Recently we raise a debate on the nature of science education in the age of technological seduction. Here is a response that reveals how technocratic consciousness is killing the critical spirit of science.
Nutan Upadhyay is an educationist, working with tribal community of Jharkhand.
It is perhaps the right moment to ask ourselves a very important yet an often overlooked question regarding the structural conditions in which young children are educated in our times and the kind of societal pressures that operate upon them and often determine their choices of vocation, career and life’s calling. It is important to ask this question because only when we ask this question we begin to unfold the many currents that shape people’s choices, and impact the way that they orient themselves to live their lives.
The debate that The New Leam generated issue regarding the theme ‘Does technological seduction destroy the rigor of Science’ is perhaps one that reveals so much about the kind of society that we live in. The 21ST century has seen the unprecedented growth of technology, leading to a world that has celebrated its expansion as the marker of human progress and betterment. Worldwide all nations see it as a matter of national pride and honor if their technology in industry or in space research overpowers those of their neighbors. Moreover, in third world countries such as ours this seems to be one of the ways in which we may regenerate a sense of lost national pride.
Back in our own nation this seems to be true as well. We seem to live in a time where it is vocations such as engineering/information technology that are the most sought after. Our children are socialized to believe that it is only in these vocations that they can find a meaningful existence and any other vocational decision is worthless or necessarily inferior.
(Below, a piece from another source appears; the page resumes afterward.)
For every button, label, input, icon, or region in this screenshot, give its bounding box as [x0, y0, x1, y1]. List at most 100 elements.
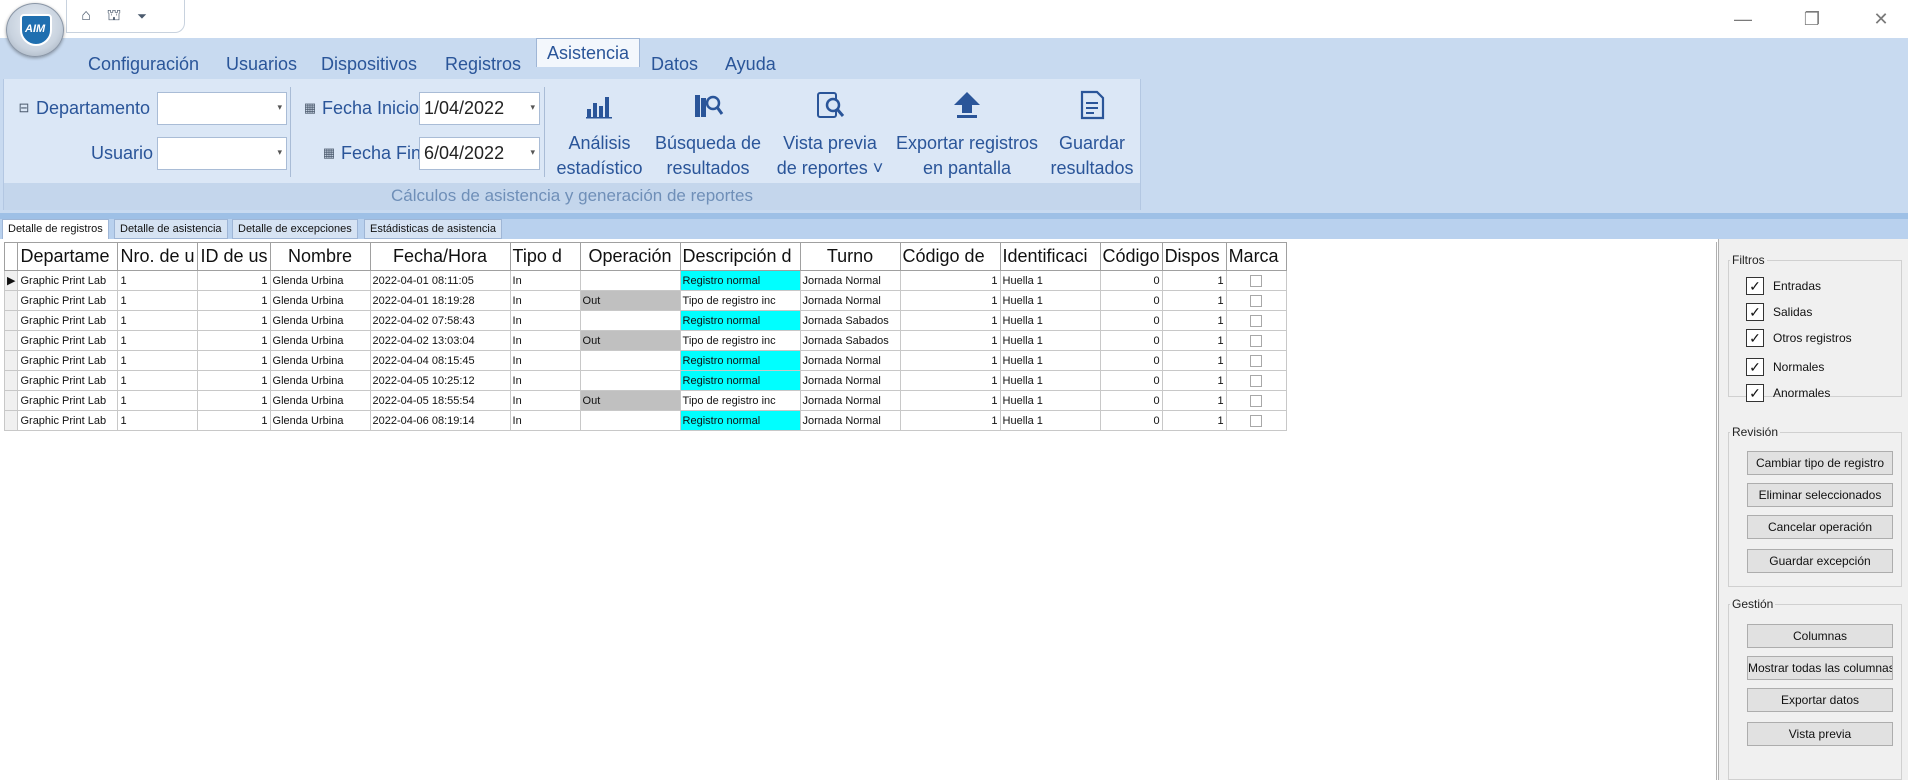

Succumbing to such an enormous societal pressure young children often make career choices in this direction, not out of their own inner willingness or interest but because they are given little or no time to reflect as to what they themselves want to do with their lives.
Today, in every city and town we find hundreds of coaching centers and training bureaus that coach students and prepare them for appearing in entrance tests in engineering institutions. The proliferation of this culture has been further accentuated by the logic of the market, that looks at education as nothing more than another commodity that can be sold or purchased at a designated rate. Today it is technical education that is the demand of the market and not literature or humanities education. No wonder, the market remains indifferent and produces more and more centres that sell technical qualifications. This has created a strange vicious cycle in society, where it is the market alone that begins to dictate what is worth learning and teaching. In such a scenario the teachers, guardians and children are perplexed and compelled to believe that such education alone is a guarantee of one’s meaningful existence. And without allowing even a moment of contemplation to a child, we keep pushing him in the rat race and compel him to take up a career choice that is taken because of a push from behind and not because he has consciously taken this decision after much thought and deliberation. This is ironic that from the beginning of the schooling journey science as wonder, science as inquisitiveness is not taught to the child; instead, we stress on mechanical memorization of formula and numerical, but do not devise the kind of pedagogy that creates love for physics or chemistry or biology. These subjects then lose their fragrance and wonder and become bundles of dry information that is accumulated over the years but one never finds an opportunity to rediscover oneself through them. Thus we would find students who have taken up these subjects because they want to do an engineering course later and take up a high package job but not because they necessarily see wonder, imagination and creativity in the subject of science.
The inquisitive mind of Issac Newton that was fascinating behind the story of the falling apple, Marie Curie who stayed awake many nights and suddenly discovered the element called radium, Albert Einstein who was always fascinated by the phenomenon of relativity is an amazing revelation of how science can help us relate to and understand the world around us. But paradoxically, the way that we have created science education today is really bereft of any of this sense of wonder. It is nothing but dry accumulation of knowledge, and in the process the individual himself is missing. Such orientation devalues the beauty of science and makes it a slave of technological seduction.